Tempestade Doce
O meu remo quase quebrado
tenta mover o meu barco remendado,
estou à deriva neste mar abandonado
tentando sobreviver depois daqueles estragos.
A minha vida é estranha, ainda mais ultimamente,
perdida no mar sem saber para onde ir,
eu ainda estou viva, percebi isso recentemente,
mesmo assim eu não acho que o mundo precisa de mim.
As águas se agitam, o céu se escurece,
os ventos se fortificam, um furacão reaparece,
ele me faz voar junta dos meus desejos egoístas,
mesmo no ar eu ainda continuo sendo uma esquisita.
Ele lembra-me que eu não sou capaz de voltar no tempo,
que não posso escolher em trazer de volta quem partiu,
que não posso tentar refazer tudo de novo, então ao caos me rendo,
a chuva cai no ser que algo diferente de dor um dia já sentiu.
Mas mesmo se eu pudesse eu não tiraria vidas em prol dos meu sonhos,
não destruiria cidades pelos meus devaneios do meu mundo perfeito,
perfeito só para mim e distópico para você, então os escondo,
guardo todas as minhas mágoas dentro do meu peito.

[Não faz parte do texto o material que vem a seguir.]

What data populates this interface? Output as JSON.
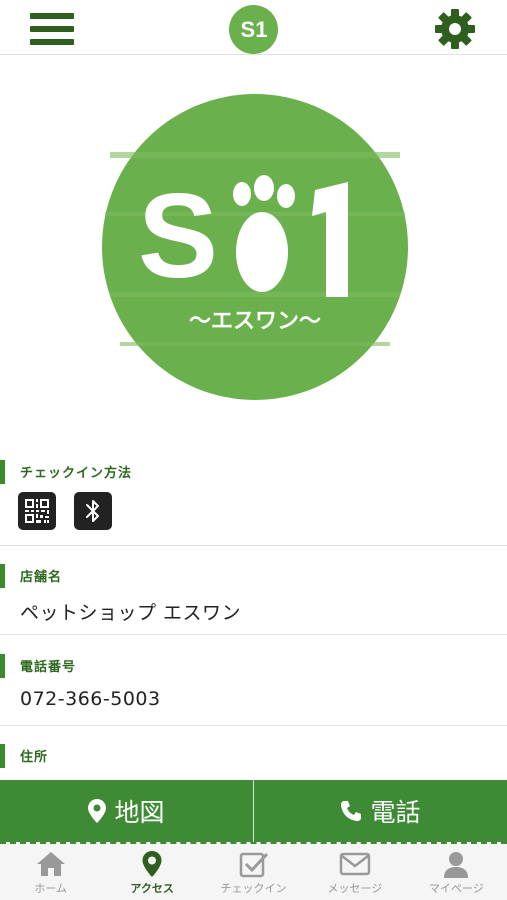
{
  "header": {
    "menu_icon": "hamburger-menu-icon",
    "logo_text": "S1",
    "settings_icon": "gear-icon"
  },
  "logo": {
    "main_text": "S1",
    "sub_text": "〜エスワン〜",
    "color": "#6ab04c"
  },
  "sections": {
    "checkin": {
      "label": "チェックイン方法",
      "icons": [
        "qr-code-icon",
        "bluetooth-icon"
      ]
    },
    "store": {
      "label": "店舗名",
      "value": "ペットショップ エスワン"
    },
    "phone": {
      "label": "電話番号",
      "value": "072-366-5003"
    },
    "address": {
      "label": "住所"
    }
  },
  "actions": {
    "map_label": "地図",
    "call_label": "電話"
  },
  "nav": {
    "items": [
      {
        "label": "ホーム",
        "icon": "home-icon"
      },
      {
        "label": "アクセス",
        "icon": "map-pin-icon",
        "active": true
      },
      {
        "label": "チェックイン",
        "icon": "checkin-icon"
      },
      {
        "label": "メッセージ",
        "icon": "envelope-icon"
      },
      {
        "label": "マイページ",
        "icon": "user-icon"
      }
    ]
  },
  "colors": {
    "accent": "#3e8a35",
    "dark_green": "#2f5f1e",
    "logo_green": "#6ab04c"
  }
}
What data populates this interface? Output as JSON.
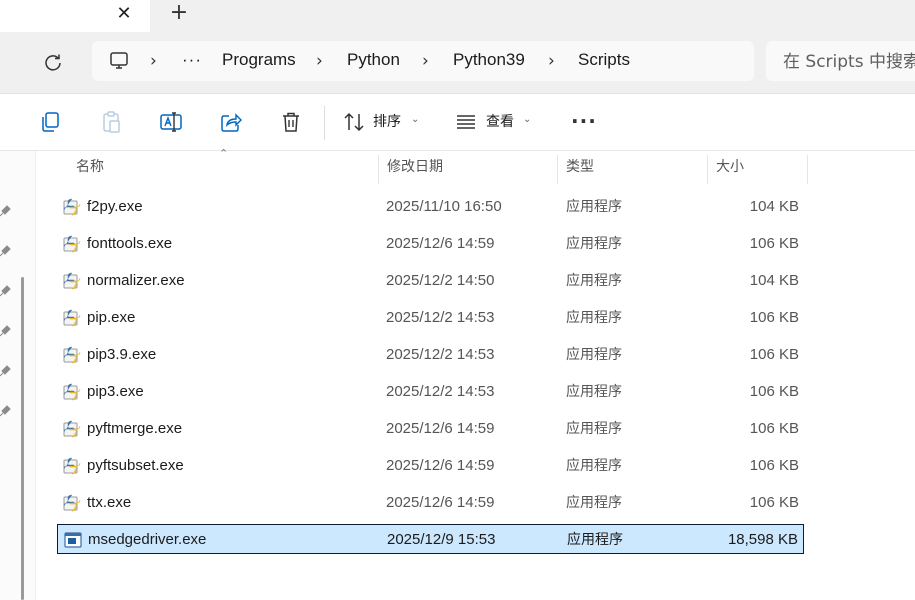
{
  "tabbar": {
    "close_glyph": "✕",
    "new_tab_glyph": "+"
  },
  "breadcrumb": {
    "overflow": "···",
    "items": [
      "Programs",
      "Python",
      "Python39",
      "Scripts"
    ],
    "separator": "›"
  },
  "search": {
    "placeholder": "在 Scripts 中搜索"
  },
  "toolbar": {
    "sort_label": "排序",
    "view_label": "查看",
    "more_label": "···",
    "icons": [
      "copy-icon",
      "paste-icon",
      "rename-icon",
      "share-icon",
      "delete-icon",
      "sort-icon",
      "view-icon"
    ]
  },
  "columns": {
    "name": "名称",
    "date": "修改日期",
    "type": "类型",
    "size": "大小"
  },
  "files": [
    {
      "name": "f2py.exe",
      "date": "2025/11/10 16:50",
      "type": "应用程序",
      "size": "104 KB",
      "icon": "python-exe-icon"
    },
    {
      "name": "fonttools.exe",
      "date": "2025/12/6 14:59",
      "type": "应用程序",
      "size": "106 KB",
      "icon": "python-exe-icon"
    },
    {
      "name": "normalizer.exe",
      "date": "2025/12/2 14:50",
      "type": "应用程序",
      "size": "104 KB",
      "icon": "python-exe-icon"
    },
    {
      "name": "pip.exe",
      "date": "2025/12/2 14:53",
      "type": "应用程序",
      "size": "106 KB",
      "icon": "python-exe-icon"
    },
    {
      "name": "pip3.9.exe",
      "date": "2025/12/2 14:53",
      "type": "应用程序",
      "size": "106 KB",
      "icon": "python-exe-icon"
    },
    {
      "name": "pip3.exe",
      "date": "2025/12/2 14:53",
      "type": "应用程序",
      "size": "106 KB",
      "icon": "python-exe-icon"
    },
    {
      "name": "pyftmerge.exe",
      "date": "2025/12/6 14:59",
      "type": "应用程序",
      "size": "106 KB",
      "icon": "python-exe-icon"
    },
    {
      "name": "pyftsubset.exe",
      "date": "2025/12/6 14:59",
      "type": "应用程序",
      "size": "106 KB",
      "icon": "python-exe-icon"
    },
    {
      "name": "ttx.exe",
      "date": "2025/12/6 14:59",
      "type": "应用程序",
      "size": "106 KB",
      "icon": "python-exe-icon"
    },
    {
      "name": "msedgedriver.exe",
      "date": "2025/12/9 15:53",
      "type": "应用程序",
      "size": "18,598 KB",
      "icon": "app-exe-icon",
      "selected": true
    }
  ],
  "colors": {
    "selection_bg": "#cce8ff",
    "selection_border": "#0a1d33",
    "chrome_bg": "#f0f0f0",
    "accent": "#0067c0"
  }
}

Se os meus sentimentos são importantes,
eles ainda serão quando ferirem você?
Essa brisa fria congela a minha alma errante,
do confuso acaso eu estou à mercê.
O meu ego me conta mentiras dolorosas
e esconde verdades embora amargas, ainda bonitas.
Eu não consigo pousar por conta própria,
ainda não sei como não foi tirada a minha vida.
Vai demorar para eu cair, então para poder o tempo passar
relembrei daquele nosso antigo teatro, que na época
eu acreditei que era real, acreditei que eu pudesse amar
e genuinamente queria poder ser a sua asa, mas não passei de déspota.
Você exclamou para eu vir e ser seu Ariel,
ainda me arrependo por não cumprir todas as suas vontades,
eu falhei em voar nesse raivoso céu,
não consegui resistir na sua clamada tempestade.
Você me prometeu que o livre-arbítrio que eu cobiçava consequentemente seria meu
em troca do mar da minha alma que com medo me escureceu
e veio transformar o meu barco em brasa que com o vento me perdeu.
Ó, minha próspera, eu não suportei ver você voando por esse céu
e não quero que você tenha que suportar vendo eu me amargurar em tamanha dor cruel,
eu queria muito esquecer a liberdade e poder só a você ser fiel.
Caio nesse mar de água doce que me relembra da sua glicose,
a minha talassofobia que você queria que eu tanto curasse ataca,
ela me faz desmaiar enquanto afundo e regride a minha falha metamorfose,
não consigo mais respirar, a falta de oxigênio tira a minha calma.
De novo não sinto mais meu corpo e volto a ficar deprimente neste breu,
meus pesadelos retornam, me sinto amarrada numa corda,
a solidão que sempre me acompanhou de mim não se esqueceu.
Mas curiosamente, essa familiar doçura me acorda.
Enquanto eu me afogo, consigo sentir de volta o seu afago,
ele quer que eu volte logo pois tudo voltará a ser claro.
Consigo sentir o seu calor me reanimando e me puxando,
parte da minha dor retirando e o meu coração recuperando.
Seu doce canto para a agitação das ondas,
extingue todos os raios e cala todos os trovões,
deu de presente para mim esbeltas e exóticas conchas,
para me proteger domestica os golfinhos e os tubarões.
É tão forte a sua presença ao mesmo tempo que é tão dócil,
eu me sinto completamente protegida perto dela,
o clima álgido é trocado pela sua quentura que me concede ócio,
mas sua mansidão é tão clara que às vezes me cega.
O acalento da sua melodia me faz sorrir,
consigo me sentir mais leve e menos infeliz,
a sua gentileza me dá forças para conseguir lutar,
infelizmente dela ainda sou dependente para tudo aguentar.
Não importa a intensidade da correnteza,
não importa o quanto o vento sopre forte,
essa amizade não se quebrará, mas digo com certeza
que preciso parar de ser fraca e de depender da sorte.
Consigo voltar para o meu barco, respiro fundo,
não sei se é delírio meu ou se é você de verdade,
mesmo se for mentira eu sei que por um segundo
foi de verdade o que eu senti: Felicidade.
A ventania desaparece,
as nuvens desaparecem
e as alegrias reaparecem.
Dona das minhas lágrimas, percebi que elas são azuis iguais ao céu,
sei que de mim não tem lástima, coloriu-me de novo com o seu pincel.
Sempre depois da tempestade o Sol volta e a calmaria vem,
ainda mais nessa sua Tempestade Doce que me faz tão bem.